Schweizer Tier des Jahres | Erinaceus europaeus
17.07.2026 – Susanne Wenger
Seit fast 30 Jahren ernennt Pro Natura das Schweizer Tier des Jahres. 2026 fiel die Wahl auf den Braunbrustigel, Erinaceus europaeus. Eine überraschende Entscheidung der ältesten Naturschutzorganisation der Schweiz, denn kein Wildtier braucht hierzulande weniger Aufmerksamkeit als der Igel.

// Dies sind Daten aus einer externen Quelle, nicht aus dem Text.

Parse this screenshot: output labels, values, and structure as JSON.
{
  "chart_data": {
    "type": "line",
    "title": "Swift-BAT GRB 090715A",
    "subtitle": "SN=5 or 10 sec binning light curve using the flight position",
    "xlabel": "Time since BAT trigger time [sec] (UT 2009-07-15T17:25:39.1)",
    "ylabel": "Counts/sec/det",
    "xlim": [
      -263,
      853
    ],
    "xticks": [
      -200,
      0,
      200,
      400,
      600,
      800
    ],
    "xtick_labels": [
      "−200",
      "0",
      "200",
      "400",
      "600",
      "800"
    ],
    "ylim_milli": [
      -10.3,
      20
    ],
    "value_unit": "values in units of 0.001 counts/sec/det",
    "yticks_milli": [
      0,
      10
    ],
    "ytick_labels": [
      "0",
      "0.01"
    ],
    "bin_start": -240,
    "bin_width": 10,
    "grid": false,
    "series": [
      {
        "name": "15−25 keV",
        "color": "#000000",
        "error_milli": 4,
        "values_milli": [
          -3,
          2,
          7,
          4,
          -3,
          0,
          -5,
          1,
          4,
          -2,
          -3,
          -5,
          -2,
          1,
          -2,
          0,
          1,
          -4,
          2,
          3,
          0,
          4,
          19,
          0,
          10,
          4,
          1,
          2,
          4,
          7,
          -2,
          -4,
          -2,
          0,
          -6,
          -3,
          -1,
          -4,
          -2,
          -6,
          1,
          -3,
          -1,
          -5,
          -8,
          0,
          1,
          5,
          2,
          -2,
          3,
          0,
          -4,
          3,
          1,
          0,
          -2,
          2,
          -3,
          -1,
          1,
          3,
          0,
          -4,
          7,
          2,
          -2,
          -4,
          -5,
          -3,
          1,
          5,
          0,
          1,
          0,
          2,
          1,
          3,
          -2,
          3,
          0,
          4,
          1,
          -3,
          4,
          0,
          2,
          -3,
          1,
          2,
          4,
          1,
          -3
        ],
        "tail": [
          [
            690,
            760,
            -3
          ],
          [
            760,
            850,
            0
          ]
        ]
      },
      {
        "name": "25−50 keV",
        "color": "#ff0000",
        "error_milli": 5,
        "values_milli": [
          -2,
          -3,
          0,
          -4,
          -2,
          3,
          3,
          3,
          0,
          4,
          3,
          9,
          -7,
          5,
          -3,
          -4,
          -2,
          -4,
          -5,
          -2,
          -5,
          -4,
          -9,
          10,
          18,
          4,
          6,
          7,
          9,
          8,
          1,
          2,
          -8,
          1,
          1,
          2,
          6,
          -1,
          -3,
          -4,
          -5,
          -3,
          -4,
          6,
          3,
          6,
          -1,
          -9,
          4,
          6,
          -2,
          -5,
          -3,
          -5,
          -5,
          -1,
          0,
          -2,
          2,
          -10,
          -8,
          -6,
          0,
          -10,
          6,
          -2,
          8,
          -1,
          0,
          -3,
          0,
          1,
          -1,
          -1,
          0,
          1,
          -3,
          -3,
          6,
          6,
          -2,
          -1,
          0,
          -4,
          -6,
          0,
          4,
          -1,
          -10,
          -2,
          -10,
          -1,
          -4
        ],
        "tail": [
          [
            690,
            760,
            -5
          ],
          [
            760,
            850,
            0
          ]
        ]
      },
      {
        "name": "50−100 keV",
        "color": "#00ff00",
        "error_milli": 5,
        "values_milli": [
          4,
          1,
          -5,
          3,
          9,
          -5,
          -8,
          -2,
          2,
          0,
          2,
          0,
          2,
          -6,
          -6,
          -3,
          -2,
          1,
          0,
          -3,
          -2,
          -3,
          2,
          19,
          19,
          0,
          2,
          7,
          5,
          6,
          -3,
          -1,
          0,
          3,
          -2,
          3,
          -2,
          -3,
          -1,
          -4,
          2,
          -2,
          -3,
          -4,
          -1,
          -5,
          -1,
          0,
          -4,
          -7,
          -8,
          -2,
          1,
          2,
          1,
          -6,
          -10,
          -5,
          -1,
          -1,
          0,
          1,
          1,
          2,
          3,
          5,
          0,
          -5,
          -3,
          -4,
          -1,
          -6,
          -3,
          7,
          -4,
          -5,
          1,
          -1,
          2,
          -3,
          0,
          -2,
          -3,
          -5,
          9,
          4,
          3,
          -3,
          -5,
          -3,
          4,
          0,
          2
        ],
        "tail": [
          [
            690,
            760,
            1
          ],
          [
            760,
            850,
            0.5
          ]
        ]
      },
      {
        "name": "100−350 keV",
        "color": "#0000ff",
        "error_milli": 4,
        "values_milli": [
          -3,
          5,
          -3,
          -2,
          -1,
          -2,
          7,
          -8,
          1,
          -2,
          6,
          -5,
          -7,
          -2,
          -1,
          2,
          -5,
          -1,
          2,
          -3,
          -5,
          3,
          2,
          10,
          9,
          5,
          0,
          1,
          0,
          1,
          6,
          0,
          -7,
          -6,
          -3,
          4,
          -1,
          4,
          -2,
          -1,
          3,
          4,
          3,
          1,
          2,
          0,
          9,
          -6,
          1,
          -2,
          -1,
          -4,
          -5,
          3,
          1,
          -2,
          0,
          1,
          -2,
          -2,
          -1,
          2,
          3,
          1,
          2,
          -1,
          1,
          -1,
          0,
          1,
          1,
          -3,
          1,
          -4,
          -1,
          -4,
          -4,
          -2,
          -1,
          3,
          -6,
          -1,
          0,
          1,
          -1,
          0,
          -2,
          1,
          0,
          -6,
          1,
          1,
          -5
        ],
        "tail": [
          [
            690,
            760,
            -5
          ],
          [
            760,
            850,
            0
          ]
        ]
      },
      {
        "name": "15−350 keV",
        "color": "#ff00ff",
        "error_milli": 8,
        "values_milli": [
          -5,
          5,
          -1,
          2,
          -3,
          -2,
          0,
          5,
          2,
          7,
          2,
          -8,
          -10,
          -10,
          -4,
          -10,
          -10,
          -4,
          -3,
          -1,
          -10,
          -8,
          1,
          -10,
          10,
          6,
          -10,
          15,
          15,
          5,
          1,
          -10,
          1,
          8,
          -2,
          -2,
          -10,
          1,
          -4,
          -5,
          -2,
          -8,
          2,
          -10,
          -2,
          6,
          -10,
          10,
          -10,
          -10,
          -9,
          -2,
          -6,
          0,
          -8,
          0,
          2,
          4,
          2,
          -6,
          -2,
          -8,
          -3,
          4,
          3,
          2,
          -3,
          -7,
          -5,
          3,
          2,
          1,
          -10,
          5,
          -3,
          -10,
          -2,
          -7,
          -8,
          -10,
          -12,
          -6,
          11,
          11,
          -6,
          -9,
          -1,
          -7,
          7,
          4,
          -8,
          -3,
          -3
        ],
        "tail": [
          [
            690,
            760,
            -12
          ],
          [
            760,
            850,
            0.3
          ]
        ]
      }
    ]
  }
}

Sein niedliches Aussehen und die Fähigkeit, sich stachlig einzurollen, entzücken die Nation. Wenn er in Sommernächten schnüffelnd und schmatzend durch die Gärten tippelt, löst dies Freude aus. Freiwillige pflegen verletzte Tiere in Stationen, und am Strassenrand mahnen Plakate zur Vorsicht, damit Igel sicher die Fahrbahn überqueren.
Wozu also die Auszeichnung? Um zu zeigen, dass Sympathie allein nicht genügt. Der Igelbestand in der Schweiz schrumpft, seit vier Jahren gilt das Tier als «potenziell gefährdet». Der Grund: Igel leben heute vor allem in Städten und Dörfern, wo dichter werdende Siedlungen ihre Lebensräume zerstören. Pro Natura ruft dazu auf, dem Igel das Leben in unserer Nähe zu erleichtern.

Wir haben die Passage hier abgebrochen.